The more severe outcomes of WNV infection are clearly associated with advancing age[*42] and a patient history of organ transplantation.[*43] A genetic factor also appears to increase susceptibility to West Nile disease. A mutation of the gene CCR5 gives some protection against HIV[*44] but leads to more serious complications of WNV infection. Carriers of two mutated copies of CCR5 made up 4 to 4.5% of a sample of West Nile disease sufferers while the incidence of the gene in the general population is only 1%.[*45] [*46]
There is no vaccine[*47] for humans. A vaccine for horses based on killed viruses exists; some zoos[*48] have given this vaccine to their birds, although its effectiveness there is unknown. Dogs and cats show few if any signs of infection.

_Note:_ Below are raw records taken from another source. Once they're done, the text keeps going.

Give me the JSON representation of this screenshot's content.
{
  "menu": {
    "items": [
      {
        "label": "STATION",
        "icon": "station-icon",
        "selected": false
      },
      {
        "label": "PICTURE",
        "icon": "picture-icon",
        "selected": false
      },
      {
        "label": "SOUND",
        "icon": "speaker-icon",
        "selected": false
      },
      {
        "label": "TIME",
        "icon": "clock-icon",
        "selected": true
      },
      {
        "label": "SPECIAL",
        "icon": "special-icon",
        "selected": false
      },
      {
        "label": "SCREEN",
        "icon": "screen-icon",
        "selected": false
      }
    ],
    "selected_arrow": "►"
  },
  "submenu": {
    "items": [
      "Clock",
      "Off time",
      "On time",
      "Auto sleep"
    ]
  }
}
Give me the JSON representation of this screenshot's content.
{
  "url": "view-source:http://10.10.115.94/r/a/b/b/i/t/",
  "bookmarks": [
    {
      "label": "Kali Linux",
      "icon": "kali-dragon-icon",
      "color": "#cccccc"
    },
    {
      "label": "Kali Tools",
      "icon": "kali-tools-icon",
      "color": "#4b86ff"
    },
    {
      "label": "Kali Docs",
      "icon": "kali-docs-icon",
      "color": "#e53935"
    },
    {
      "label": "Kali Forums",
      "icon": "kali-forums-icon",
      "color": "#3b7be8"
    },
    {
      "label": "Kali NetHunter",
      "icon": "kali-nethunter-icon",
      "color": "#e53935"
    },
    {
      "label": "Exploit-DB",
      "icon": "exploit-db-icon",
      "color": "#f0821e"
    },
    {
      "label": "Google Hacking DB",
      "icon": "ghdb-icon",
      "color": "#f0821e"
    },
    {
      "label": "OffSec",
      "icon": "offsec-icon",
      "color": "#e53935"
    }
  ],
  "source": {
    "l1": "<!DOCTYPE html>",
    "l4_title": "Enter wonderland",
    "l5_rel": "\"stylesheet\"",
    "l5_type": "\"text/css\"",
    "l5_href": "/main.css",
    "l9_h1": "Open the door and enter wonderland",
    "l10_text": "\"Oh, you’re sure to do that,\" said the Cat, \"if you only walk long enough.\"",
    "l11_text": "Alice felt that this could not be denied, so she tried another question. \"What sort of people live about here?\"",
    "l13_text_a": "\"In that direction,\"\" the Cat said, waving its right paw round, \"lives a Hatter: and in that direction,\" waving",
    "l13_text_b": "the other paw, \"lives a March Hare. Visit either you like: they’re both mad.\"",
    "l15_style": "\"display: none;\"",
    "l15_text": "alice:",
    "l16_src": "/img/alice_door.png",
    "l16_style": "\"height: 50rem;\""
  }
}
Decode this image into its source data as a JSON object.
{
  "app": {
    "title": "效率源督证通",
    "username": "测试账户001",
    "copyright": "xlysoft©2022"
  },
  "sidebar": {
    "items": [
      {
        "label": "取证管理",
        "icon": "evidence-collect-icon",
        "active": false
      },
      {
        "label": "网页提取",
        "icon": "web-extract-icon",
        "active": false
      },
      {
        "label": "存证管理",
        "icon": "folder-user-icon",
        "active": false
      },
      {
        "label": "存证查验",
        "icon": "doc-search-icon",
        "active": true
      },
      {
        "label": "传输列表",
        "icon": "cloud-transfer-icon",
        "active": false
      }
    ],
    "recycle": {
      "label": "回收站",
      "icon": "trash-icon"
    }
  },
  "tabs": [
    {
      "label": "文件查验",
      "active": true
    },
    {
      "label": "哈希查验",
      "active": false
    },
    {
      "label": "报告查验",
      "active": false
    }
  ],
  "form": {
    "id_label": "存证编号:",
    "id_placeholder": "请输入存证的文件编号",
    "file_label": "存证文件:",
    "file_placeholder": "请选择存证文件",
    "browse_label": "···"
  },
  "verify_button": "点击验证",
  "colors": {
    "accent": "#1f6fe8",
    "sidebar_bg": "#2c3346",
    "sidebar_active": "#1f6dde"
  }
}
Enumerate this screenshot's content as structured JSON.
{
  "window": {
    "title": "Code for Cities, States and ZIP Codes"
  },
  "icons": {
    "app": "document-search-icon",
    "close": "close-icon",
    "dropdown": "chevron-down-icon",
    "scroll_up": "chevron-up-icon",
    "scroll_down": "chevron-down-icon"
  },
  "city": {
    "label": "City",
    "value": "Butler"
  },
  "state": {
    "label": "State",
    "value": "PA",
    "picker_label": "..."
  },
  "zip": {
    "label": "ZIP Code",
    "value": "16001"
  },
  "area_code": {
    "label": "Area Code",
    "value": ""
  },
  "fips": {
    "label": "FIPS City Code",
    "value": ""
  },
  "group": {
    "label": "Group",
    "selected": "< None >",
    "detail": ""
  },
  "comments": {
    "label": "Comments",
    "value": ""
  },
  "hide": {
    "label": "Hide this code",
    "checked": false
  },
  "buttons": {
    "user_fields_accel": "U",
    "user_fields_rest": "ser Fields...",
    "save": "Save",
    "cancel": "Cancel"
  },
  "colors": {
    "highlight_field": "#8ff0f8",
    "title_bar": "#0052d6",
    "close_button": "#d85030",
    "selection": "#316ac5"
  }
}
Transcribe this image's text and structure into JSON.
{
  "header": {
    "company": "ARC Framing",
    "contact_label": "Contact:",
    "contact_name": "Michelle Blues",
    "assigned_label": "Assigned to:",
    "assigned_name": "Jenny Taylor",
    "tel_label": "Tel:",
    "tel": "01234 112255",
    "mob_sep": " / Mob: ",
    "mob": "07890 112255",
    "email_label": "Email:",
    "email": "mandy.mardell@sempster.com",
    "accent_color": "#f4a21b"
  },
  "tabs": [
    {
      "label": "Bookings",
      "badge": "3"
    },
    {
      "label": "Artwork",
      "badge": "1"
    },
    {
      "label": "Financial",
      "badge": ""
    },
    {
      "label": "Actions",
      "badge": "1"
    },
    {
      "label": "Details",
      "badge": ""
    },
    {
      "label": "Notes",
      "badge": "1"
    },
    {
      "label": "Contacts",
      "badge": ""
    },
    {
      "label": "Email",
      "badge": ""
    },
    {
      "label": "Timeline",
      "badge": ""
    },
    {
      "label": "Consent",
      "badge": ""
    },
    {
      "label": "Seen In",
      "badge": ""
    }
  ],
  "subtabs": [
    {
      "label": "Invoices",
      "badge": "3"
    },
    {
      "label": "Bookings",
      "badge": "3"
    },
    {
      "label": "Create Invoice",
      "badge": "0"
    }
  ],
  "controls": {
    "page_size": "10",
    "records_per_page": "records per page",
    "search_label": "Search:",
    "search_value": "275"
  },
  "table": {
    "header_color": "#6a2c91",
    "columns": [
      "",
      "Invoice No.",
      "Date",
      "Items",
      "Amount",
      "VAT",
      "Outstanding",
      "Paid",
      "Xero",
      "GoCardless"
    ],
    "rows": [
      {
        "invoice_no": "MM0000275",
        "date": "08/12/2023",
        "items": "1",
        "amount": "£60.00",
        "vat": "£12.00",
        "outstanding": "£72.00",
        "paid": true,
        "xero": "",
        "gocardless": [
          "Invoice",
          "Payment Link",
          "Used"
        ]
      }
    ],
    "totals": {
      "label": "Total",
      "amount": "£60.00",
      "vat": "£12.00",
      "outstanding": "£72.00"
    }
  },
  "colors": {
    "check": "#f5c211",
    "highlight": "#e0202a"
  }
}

There have been no cases of direct canine-human or feline-human transmission, but these common pets may incubate the virus and pass it along through mosquitoes.[*49]
For humans to escape infection the avoidance of mosquito is key[*50] – remaining indoors at dawn and dusk, wearing light-colored clothing which protects arms and legs as well as trunk, using insect repellents on both skin and clothing (such as DEET[*51] , picaradin[*52] , or oil of lemon eucalyptus[*53] for skin and permethrin[*54] for clothes)[*55] Treatment is purely supportive: analgesia for the pain of neurologic diseases; rehydration for nausea, vomiting, or diarrhea; encephalitis may also require airway protection and seizure management.
On August 19[*56] , 2006[*57] , the LA Times[*58] reported that the expected incidence rate of West Nile was dropping as the local population becomes exposed to the virus. “In countries like Egypt and Uganda, where West Nile was first detected, people became fully immune to the virus by the time they reached adulthood, federal health officials said.” [*59] However days later the CDC said that West Nile cases could reach a 3-year high because hot temperatures had allowed a larger brood of mosquitoes. [*60] Reported cases in the U.S. in 2005 exceeded those in 2004 and cases in 2006 exceeded 2005s totals.